Project SyndicateProject Syndicate

Biden’s growing credibility gap

By Michael J. Boskin

28 Feb 2023 · 4 min read

Editor's Note

An economics professor weighs in on the causes leading to the loss of credibility of Joe Biden and why many US Americans aren't buying his story pertaining to bipartisanship and concesus-building.

STANFORD – Presidents, like quarterbacks or top scorers, tend to get too much credit when things go right or too much blame when they go wrong. And, as with star athletes, this feature of public life is largely out of their control. But when presidents themselves try to take exaggerated credit for perceived successes, or to minimize perceived failures, their credibility can easily suffer for it (especially when the media indulges its penchant for blowing things out of proportion). US President Joe Biden is becoming a case in point.

An American presidency is never just about the president. Also important are the political appointments across executive agencies and departments, from the cabinet on down.
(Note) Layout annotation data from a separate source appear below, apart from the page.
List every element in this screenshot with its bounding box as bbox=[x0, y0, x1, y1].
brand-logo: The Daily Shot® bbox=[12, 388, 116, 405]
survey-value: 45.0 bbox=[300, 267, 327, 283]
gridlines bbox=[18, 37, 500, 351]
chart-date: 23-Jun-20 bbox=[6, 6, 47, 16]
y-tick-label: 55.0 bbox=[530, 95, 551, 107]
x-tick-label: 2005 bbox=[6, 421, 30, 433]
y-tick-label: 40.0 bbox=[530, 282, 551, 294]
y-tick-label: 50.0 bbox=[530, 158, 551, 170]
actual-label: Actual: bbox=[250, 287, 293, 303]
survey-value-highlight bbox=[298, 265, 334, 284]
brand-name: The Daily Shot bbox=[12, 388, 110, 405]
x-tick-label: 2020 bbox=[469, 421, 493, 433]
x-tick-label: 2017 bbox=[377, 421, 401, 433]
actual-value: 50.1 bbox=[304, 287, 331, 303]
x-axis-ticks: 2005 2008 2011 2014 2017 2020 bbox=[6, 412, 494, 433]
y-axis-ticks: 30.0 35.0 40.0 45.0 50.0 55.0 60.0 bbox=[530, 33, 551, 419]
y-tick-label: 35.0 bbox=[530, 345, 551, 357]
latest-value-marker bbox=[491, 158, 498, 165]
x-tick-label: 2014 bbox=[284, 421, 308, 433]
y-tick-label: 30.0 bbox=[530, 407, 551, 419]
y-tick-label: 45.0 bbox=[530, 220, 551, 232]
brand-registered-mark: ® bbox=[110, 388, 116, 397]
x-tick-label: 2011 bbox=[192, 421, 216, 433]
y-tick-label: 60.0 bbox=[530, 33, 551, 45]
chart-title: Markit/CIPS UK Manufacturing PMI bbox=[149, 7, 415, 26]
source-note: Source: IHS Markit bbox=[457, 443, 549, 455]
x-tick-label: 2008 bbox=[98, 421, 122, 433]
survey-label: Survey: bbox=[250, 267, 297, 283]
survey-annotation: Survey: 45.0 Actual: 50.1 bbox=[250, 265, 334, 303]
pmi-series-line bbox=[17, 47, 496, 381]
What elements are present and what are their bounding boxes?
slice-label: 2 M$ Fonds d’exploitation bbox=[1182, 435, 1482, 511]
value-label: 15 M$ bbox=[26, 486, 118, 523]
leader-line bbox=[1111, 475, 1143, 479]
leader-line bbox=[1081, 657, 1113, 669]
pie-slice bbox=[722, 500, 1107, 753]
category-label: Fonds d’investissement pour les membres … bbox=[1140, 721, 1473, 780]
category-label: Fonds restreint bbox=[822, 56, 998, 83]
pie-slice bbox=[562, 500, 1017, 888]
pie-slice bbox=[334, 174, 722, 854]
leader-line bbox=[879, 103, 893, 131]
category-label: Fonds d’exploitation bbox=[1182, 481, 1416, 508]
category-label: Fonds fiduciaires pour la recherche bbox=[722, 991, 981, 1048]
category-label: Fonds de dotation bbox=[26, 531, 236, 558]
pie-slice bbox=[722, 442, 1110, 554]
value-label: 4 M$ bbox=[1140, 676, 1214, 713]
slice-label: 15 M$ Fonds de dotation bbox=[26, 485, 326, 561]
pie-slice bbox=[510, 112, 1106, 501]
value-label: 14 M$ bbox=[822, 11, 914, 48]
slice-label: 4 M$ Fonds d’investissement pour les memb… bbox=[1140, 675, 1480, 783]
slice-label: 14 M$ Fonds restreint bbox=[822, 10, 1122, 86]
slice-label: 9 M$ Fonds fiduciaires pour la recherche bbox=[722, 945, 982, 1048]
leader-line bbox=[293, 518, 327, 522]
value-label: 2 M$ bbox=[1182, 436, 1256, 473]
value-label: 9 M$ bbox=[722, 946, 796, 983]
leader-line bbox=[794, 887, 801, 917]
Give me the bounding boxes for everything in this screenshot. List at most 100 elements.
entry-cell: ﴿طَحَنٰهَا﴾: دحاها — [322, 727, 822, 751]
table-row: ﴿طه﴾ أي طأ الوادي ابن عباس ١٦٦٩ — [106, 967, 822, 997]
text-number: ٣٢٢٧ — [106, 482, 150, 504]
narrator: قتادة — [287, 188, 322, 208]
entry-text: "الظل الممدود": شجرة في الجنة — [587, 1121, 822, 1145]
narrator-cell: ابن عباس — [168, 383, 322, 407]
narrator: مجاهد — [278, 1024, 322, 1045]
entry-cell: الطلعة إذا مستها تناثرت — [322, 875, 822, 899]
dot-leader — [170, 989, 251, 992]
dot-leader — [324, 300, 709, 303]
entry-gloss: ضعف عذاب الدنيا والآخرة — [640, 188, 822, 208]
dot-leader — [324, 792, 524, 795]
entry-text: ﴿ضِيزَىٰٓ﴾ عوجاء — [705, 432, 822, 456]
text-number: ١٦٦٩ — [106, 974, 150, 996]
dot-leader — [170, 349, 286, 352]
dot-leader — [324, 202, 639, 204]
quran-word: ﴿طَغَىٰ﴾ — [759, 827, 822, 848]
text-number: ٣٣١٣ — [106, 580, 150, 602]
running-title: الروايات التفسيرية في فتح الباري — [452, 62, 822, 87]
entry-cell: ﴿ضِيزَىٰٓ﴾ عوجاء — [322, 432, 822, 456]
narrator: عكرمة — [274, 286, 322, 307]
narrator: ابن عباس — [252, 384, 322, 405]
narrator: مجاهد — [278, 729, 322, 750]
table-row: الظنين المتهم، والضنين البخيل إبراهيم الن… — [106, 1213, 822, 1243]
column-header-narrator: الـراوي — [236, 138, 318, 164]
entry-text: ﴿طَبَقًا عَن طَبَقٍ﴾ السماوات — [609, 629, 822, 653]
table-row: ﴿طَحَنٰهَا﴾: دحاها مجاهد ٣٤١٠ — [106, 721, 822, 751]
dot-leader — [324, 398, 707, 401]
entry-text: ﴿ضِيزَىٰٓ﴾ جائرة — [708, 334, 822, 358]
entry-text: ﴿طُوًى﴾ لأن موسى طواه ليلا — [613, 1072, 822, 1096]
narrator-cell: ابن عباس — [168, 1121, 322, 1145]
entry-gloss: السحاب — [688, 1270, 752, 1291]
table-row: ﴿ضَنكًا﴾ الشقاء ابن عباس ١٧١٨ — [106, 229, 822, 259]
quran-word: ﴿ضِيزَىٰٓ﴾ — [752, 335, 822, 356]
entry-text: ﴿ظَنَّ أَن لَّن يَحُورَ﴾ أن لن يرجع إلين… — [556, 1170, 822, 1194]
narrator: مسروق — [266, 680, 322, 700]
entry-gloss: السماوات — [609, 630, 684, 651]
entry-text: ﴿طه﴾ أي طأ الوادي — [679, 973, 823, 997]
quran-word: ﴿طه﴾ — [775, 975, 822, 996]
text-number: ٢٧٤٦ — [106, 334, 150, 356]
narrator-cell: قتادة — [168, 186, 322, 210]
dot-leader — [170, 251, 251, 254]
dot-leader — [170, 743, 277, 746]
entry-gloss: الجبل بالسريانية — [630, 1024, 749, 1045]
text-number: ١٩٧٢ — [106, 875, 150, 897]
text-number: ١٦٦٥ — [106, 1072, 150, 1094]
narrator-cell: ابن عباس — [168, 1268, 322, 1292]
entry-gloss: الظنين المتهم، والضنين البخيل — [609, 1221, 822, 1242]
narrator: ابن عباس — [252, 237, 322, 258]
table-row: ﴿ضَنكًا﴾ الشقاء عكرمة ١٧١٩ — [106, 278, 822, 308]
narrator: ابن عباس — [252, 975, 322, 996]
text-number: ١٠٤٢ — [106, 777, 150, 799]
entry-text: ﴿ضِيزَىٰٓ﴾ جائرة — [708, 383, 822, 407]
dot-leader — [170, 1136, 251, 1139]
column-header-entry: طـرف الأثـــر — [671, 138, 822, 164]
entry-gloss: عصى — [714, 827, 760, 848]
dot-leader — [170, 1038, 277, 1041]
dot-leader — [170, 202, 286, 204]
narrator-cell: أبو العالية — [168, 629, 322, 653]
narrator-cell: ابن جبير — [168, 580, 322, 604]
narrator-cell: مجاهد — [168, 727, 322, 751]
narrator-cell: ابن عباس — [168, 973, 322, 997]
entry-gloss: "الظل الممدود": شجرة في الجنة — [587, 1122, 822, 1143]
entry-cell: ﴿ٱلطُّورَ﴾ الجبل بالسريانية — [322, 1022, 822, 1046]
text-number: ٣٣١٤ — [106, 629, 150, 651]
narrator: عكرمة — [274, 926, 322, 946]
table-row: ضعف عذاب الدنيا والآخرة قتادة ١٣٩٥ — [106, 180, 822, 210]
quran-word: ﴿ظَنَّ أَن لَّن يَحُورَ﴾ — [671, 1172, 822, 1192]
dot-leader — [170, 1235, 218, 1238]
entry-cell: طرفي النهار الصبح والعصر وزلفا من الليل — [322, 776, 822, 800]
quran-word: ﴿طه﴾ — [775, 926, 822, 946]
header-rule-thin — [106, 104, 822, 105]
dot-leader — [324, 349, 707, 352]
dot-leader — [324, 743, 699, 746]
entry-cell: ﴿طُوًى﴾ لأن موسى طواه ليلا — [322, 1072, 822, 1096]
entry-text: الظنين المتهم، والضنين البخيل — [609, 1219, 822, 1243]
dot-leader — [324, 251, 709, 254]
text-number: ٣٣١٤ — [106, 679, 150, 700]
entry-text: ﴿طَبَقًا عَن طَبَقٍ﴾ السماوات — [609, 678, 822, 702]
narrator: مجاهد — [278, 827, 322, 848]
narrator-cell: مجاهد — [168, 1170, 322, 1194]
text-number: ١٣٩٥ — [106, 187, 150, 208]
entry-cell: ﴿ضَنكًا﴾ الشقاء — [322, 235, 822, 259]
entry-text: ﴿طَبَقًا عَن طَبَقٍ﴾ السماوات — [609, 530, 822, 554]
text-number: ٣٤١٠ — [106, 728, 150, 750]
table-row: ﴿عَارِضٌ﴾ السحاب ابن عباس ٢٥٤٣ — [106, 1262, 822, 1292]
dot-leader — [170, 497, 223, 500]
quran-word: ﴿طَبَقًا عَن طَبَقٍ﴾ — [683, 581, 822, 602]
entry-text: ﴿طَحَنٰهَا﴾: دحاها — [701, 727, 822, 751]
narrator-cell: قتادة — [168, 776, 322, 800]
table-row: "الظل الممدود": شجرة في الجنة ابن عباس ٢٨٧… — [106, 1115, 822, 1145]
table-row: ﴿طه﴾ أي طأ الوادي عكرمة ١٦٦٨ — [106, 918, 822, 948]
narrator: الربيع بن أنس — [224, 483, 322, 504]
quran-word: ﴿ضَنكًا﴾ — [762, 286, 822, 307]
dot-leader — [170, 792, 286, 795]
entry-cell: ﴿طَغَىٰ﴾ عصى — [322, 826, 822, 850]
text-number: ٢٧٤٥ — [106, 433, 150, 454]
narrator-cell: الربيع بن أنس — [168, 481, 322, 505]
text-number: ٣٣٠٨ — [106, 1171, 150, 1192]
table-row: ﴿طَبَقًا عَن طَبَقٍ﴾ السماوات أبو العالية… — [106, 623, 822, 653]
In this respect, Biden has failed to impress. Secretary of Transportation Pete Buttigieg, once a rising Democratic Party star, has been tarnished by his inadequate responses to supply-chain problems, airline shutdowns, and the toxic-chemical fallout from a train derailment in Ohio. Similarly, Secretary of Homeland Security Alexander Mayorkas has repeatedly claimed that the southern border is secure, even though millions have crossed over illegally in the past year, while cartels continue to ship huge amounts of deadly fentanyl into the country, through both legal and illegal entry points.